Obama gibi ülkemizde adına kurbanlar da kesilse; dinciler, liboşlar ve bazı aydınlar onu baş tacı da etse, gerçek budur. Bu gerçeği kimse değiştiremez.
Çünkü Emperyalizm, emperyalizmdir ve onun ılımlısı, ılımsızı olmaz.
Zencisi, beyazı olmaz. Merhametlisi, merhametsizi olmaz… Hele hele “Barışçısı” hiç olmaz…
O, ulusallaşmanın, ulus devletin, demokratikleşmenin önündeki en büyük engeldir.
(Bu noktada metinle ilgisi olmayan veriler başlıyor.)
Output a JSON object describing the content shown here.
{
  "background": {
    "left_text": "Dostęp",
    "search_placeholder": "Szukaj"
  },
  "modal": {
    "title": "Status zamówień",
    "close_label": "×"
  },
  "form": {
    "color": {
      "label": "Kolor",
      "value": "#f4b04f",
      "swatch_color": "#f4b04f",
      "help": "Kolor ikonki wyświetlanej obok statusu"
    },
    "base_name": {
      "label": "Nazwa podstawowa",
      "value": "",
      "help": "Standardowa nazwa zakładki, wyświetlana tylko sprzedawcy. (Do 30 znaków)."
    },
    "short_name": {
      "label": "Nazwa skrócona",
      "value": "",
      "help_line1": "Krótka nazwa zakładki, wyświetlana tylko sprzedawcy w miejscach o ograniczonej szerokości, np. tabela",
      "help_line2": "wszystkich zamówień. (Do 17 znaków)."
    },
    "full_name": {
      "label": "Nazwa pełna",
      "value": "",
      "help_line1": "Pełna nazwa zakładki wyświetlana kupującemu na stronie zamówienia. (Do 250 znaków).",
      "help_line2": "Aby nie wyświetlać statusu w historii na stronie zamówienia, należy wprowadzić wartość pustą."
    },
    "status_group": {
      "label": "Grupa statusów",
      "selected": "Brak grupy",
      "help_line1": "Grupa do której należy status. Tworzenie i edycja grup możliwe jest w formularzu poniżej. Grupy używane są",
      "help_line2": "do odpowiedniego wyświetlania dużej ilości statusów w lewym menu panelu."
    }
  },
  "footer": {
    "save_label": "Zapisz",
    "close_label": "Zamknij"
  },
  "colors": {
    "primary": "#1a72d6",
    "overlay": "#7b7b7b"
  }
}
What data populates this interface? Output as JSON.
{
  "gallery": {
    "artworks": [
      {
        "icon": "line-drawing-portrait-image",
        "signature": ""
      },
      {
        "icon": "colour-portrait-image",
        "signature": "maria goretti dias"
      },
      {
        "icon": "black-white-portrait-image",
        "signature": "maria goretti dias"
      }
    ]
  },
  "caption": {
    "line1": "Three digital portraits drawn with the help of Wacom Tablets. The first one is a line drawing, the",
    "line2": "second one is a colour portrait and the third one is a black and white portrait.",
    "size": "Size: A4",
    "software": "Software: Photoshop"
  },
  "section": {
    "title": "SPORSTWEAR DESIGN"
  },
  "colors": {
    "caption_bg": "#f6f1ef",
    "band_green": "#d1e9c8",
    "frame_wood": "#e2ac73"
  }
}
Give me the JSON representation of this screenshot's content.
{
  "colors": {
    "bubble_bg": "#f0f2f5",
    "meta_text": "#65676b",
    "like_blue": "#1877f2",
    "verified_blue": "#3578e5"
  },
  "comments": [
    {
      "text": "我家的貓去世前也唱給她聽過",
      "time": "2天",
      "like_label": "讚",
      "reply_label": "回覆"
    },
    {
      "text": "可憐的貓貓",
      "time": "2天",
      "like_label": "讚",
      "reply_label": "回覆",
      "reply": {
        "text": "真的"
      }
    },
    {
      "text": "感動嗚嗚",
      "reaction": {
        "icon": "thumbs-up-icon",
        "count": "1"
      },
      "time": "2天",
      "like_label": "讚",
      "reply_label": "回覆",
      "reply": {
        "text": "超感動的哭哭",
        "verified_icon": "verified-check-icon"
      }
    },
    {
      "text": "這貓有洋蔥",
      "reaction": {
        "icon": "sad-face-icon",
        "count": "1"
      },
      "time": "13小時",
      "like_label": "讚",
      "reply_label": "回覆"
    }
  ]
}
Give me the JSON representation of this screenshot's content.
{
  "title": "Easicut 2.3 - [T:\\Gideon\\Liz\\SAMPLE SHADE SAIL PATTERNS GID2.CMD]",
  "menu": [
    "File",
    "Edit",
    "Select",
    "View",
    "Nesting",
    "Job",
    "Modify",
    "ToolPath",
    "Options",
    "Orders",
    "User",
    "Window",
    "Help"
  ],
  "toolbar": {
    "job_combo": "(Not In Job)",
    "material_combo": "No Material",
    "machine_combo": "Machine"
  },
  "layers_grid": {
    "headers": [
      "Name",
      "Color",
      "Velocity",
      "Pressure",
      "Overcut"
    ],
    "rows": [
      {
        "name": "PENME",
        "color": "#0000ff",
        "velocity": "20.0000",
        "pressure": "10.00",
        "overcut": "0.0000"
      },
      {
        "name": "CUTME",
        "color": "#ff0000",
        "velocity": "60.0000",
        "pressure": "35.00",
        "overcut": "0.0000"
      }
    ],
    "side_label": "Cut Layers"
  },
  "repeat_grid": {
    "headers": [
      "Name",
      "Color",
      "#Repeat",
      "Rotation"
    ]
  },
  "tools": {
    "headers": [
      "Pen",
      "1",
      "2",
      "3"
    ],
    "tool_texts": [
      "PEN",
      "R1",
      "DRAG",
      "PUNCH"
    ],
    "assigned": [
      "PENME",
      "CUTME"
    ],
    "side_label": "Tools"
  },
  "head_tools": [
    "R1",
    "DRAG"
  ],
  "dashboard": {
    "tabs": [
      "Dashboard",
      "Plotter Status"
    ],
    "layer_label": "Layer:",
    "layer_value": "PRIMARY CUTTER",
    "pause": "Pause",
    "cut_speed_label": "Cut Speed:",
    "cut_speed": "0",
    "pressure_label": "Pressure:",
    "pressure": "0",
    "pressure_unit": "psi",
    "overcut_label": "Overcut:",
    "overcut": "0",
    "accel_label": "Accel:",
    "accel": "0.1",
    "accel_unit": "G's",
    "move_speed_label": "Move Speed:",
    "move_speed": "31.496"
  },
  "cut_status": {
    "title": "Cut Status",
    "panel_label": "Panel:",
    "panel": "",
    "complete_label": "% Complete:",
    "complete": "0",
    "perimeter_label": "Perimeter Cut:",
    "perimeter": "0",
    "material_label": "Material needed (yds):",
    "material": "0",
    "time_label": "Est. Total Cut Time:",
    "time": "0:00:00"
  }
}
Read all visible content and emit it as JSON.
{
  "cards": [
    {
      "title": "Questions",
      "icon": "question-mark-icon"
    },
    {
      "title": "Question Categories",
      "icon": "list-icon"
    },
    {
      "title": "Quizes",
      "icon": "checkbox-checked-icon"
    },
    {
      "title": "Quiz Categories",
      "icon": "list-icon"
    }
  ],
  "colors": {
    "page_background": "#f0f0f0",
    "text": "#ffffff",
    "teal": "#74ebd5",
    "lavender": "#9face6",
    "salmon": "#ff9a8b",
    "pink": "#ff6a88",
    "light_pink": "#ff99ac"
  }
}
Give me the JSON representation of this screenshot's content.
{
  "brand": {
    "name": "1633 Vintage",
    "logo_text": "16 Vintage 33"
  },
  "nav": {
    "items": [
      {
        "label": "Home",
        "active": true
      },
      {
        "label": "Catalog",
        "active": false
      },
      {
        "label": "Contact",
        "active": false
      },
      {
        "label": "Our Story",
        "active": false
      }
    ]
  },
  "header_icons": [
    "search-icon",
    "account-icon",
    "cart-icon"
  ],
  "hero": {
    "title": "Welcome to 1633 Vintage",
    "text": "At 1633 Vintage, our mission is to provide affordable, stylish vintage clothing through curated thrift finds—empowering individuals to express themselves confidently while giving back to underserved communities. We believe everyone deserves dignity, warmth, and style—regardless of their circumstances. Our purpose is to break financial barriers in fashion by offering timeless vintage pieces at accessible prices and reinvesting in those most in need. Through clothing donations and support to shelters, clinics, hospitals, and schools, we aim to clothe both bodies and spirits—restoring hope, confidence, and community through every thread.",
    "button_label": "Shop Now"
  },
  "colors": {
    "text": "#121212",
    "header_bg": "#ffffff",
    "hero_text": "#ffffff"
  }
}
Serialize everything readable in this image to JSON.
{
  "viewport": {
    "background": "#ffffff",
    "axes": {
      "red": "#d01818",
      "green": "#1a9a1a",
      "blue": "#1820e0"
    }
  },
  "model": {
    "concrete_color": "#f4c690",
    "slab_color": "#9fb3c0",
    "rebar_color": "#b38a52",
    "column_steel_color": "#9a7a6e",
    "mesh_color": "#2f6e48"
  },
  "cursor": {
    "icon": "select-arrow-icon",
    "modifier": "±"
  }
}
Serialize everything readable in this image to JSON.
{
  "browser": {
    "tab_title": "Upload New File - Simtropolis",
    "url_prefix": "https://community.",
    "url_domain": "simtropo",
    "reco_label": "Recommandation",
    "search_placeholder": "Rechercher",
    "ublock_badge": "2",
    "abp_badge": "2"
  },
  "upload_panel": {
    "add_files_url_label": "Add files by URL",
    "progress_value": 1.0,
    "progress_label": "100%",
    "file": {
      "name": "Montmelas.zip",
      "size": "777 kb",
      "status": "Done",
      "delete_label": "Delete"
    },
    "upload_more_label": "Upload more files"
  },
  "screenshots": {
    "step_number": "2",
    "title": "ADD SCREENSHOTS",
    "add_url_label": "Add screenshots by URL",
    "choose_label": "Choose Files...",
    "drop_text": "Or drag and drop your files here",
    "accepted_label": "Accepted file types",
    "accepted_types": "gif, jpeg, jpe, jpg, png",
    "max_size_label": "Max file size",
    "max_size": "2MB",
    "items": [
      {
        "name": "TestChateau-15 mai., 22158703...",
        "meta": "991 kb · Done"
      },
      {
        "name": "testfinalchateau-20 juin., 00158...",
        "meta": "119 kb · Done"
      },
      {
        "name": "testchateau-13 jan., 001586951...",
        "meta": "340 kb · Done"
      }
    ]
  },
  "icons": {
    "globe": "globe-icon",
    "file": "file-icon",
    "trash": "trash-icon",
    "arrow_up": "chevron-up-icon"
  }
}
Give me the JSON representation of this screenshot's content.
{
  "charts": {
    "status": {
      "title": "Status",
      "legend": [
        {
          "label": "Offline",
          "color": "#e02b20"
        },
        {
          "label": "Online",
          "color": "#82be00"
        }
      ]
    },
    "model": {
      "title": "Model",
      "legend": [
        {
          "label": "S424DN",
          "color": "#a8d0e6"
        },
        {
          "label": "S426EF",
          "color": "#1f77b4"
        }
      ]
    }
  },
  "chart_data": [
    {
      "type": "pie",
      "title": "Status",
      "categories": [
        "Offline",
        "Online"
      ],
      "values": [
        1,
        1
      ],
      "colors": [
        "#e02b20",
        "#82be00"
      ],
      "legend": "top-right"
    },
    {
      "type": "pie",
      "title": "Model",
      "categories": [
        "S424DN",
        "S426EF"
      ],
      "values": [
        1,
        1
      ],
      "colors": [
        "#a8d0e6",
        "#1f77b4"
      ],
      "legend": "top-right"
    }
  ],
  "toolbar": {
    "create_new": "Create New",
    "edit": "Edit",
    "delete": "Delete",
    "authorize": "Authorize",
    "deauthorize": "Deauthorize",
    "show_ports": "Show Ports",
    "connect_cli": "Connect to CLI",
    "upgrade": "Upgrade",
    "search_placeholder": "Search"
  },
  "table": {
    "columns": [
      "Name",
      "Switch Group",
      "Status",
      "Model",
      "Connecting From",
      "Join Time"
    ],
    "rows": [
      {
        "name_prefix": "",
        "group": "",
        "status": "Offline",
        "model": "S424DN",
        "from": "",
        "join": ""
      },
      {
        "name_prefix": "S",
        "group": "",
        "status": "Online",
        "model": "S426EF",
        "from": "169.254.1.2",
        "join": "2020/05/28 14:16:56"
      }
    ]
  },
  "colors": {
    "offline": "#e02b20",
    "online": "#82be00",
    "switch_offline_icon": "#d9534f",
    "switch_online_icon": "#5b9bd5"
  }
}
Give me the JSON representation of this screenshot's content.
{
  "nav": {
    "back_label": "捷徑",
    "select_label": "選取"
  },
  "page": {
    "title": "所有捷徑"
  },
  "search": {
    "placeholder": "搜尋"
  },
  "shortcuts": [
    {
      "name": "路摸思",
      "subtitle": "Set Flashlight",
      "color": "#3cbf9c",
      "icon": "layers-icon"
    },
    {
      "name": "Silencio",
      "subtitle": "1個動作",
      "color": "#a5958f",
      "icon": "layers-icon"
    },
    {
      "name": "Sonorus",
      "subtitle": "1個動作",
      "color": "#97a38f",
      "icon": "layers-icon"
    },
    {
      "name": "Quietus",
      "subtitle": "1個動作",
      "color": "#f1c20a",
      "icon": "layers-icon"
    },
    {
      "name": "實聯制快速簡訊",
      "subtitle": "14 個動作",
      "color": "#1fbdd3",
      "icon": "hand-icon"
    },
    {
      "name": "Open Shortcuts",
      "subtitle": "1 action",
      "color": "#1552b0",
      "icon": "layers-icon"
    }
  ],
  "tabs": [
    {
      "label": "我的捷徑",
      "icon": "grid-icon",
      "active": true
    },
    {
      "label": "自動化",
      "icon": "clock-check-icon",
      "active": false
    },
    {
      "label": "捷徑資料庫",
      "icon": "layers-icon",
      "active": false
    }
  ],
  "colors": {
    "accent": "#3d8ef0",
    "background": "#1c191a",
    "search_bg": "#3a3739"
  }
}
Örneğin Obama bir zamanlar, bir yandan sözüm ona, demokrat, aydın(!) görüntüler sergilerken, bir yandan da “laiklik karşıtlığının odağı” AKP ile sıkı işbirliğine girmiş ve önceki başkan George W. Bush gibi Türkiye’yi tüm dünyaya “ılımlı İslam ile demokrasiyi birleştiren” örnek bir Müslüman ülke olarak tanıtmıştı. “Ilımlı İslam” yapılanmasını daha da geliştirmesini ona salık vermişti.
Peki, ABD böyle de AB ondan çok mu farklı? Daha mı insancıl? Daha mı demokrat? Daha mı insan haklarından yana?
AB de ABD gibi emperyalisttir.
Al birini vur ötekine… Dünya teröristi Bush Irak’ı işgal ederken AB’nin “gık”ı çıkmadı.
Katliamlar, işkenceler, Ebu Garip’ler karşısında kılı bile kıpırdamadı.
Hatta destekledi, onayladı…
Milliyetçi hareketlerin en büyük düşmanı ABD ve AB’dir.
Emperyalist devletler için milliyetçi düşünce, en bulaşıcı bir hastalıktan daha tehlikelidir.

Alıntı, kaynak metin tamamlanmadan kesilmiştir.